Six années de régression
Après six années de régression, il ne faut pas être un tenant nostalgique des régimes autoritaires pour craindre que l’âge d’or promis ne soit derrière au lieu d’être devant. Car on s’est rapidement rendu compte qu’un soulèvement populaire ne se résout pas par le départ précipité d’un dictateur chassé par un peuple en colère, ni par le renversement d’un régime policier et liberticide appuyé pendant un demi-siècle par un parti unique.
Bien des révolutions, aux slogans prometteurs, ont échoué à accoucher d’une démocratie et bien des souverainetés du peuple, ardemment revendiquées, furent dépouillées progressivement de leur puissance révolutionnaire pour se muer en implacables tyrannies.
Car au-delà des énergies soutenues, porteuses de formules radicales, une révolution doit se déterminer a posteriori, une fois l’œuvre accomplie, une fois réalisées les transformations en profondeur, à la fois politiques, sociales et culturelles : par l’exercice démocratique du pouvoir, l’instauration d’un Etat de droit, l’établissement de nouvelles relations humaines basées sur la justice et l’équité économique et le rassemblement de toutes les composantes de la nation autour de nouvelles valeurs de liberté, de respect de l’autre, et surtout de responsabilité et de tolérance.
Tout cela est plus facile à dire qu’à faire et c’est d’ailleurs pour cette raison qu’il faut accepter ce bouleversement historique avec une très grande humilité, même si ses prolongements et ses déplorables aboutissements, notamment en Libye et Syrie, nous laissent aujourd’hui perplexes sur l’amplitude réelle de notre contribution à faire changer le monde.
La liberté qui mène au désordre.
D’une éclatante victoire à une hideuse déroute
Qu’avons-nous obtenu depuis 2010? La liberté véritablement et incontestablement: celle de manifester, de nous exprimer, de nous réunir, de constituer des associations et des partis politiques, de rédiger une nouvelle constitution et d’organiser des élections libres. Mais cette liberté a besoin d’être soutenue par le pouvoir politique et protégée par un Etat de droit. Celui-ci reste cependant suspendu aux échéances.

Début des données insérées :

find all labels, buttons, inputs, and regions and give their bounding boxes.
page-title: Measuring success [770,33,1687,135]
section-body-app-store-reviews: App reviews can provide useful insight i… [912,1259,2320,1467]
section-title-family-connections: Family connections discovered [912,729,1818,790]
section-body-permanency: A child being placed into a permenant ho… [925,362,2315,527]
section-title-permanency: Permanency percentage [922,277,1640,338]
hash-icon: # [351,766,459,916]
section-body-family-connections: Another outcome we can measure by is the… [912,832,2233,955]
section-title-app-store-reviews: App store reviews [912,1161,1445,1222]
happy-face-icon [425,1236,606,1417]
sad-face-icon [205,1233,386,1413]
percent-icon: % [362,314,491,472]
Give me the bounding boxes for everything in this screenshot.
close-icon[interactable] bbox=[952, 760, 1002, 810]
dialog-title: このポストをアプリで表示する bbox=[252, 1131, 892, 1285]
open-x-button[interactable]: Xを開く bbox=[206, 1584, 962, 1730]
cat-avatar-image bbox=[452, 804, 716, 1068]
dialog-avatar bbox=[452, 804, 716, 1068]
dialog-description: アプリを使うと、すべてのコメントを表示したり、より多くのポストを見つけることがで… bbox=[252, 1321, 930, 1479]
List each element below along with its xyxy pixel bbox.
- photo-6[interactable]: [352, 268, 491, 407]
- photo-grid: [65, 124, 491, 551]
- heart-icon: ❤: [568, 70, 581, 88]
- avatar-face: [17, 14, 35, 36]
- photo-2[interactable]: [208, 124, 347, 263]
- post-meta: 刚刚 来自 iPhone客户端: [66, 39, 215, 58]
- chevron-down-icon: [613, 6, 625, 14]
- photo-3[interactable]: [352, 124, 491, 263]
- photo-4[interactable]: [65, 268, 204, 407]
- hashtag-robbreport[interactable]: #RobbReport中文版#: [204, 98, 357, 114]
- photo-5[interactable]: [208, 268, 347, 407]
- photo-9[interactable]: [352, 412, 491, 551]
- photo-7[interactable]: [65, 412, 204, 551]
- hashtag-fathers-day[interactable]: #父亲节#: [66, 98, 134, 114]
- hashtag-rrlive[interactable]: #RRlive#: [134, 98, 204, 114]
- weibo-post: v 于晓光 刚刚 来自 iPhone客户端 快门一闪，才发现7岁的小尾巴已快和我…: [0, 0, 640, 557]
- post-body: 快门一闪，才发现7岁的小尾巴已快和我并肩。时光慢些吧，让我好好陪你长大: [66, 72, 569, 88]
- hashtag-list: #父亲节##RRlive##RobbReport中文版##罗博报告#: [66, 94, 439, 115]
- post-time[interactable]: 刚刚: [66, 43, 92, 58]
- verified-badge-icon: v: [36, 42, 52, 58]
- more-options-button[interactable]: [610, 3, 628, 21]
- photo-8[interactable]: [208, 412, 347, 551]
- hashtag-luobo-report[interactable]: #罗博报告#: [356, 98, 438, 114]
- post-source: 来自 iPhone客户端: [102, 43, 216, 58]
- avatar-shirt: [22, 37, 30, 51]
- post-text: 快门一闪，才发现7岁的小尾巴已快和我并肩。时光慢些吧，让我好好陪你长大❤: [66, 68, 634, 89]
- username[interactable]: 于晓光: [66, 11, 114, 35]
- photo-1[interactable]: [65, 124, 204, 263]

Si la stigmatisation de la dictature de Ben Ali suffit à dire le sens de la rupture avec l’ordre ancien, les mots pour qualifier le nouveau régime à édifier sont plus hésitants. Gardons-nous de nous laisser abuser par des vocables souvent trompeurs : révolution, peuple et démocratie sont encore ambigus et n’auront un sens que le jour où la culture d’une citoyenneté sociale et politique sera ancrée dans chaque individu : prendre la parole, formuler une opinion, manifester son accord et son opposition tout en respectant l’avis de l’adversaire. Pour le moment on interprète les choses autrement : la liberté par tout est permis, la souveraineté du peuple par la surenchère et par la résurgence des solidarités locales et tribales, la démocratie par le droit de transformer les prêches du vendredi en tribunes politiques et la volonté d’envahir l’espace public par le religieux et d’opprimer ainsi les consciences.
C’est là que réside le plus grand danger auquel font face les changements de régimes politiques, et qui risquent, à terme, de transformer une éclatante victoire contre la servitude et le mépris en une hideuse déroute.
Pour prendre sens, l’usage de la célébration des grands événements du passé doit ranimer la flamme du souvenir. Il doit permettre d’évoquer le chemin parcouru et magnifier les progrès réalisés. Mais il doit surtout redonner force et croyance dans l’avenir. Car toute commémoration se situe dans un présent fugace qui renvoie autant à un futur imaginé qu’à un passé incorporé.
Au vu des deux années de présidence, le déplacement de Béji Caïd Essebsi, aujourd’hui, à Gafsa n’est que l’enterrement en grande pompe d’un moment national qui ne peut plus servir la cause de ceux qui, en 2010, s’étaient enflammé du feu de la colère et de l’indignation.
Que reste-t-il, en effet, de cette forte émotion collective, de cette épopée fondatrice d’une démocratie pluraliste? La commémoration perd ainsi de sa valeur symbolique, n’enrichit plus la pensée et l’action. Alors le sens d’un rite social s’émousse et sa célébration risque fort de tomber dans l’indifférence et bientôt dans l’oubli.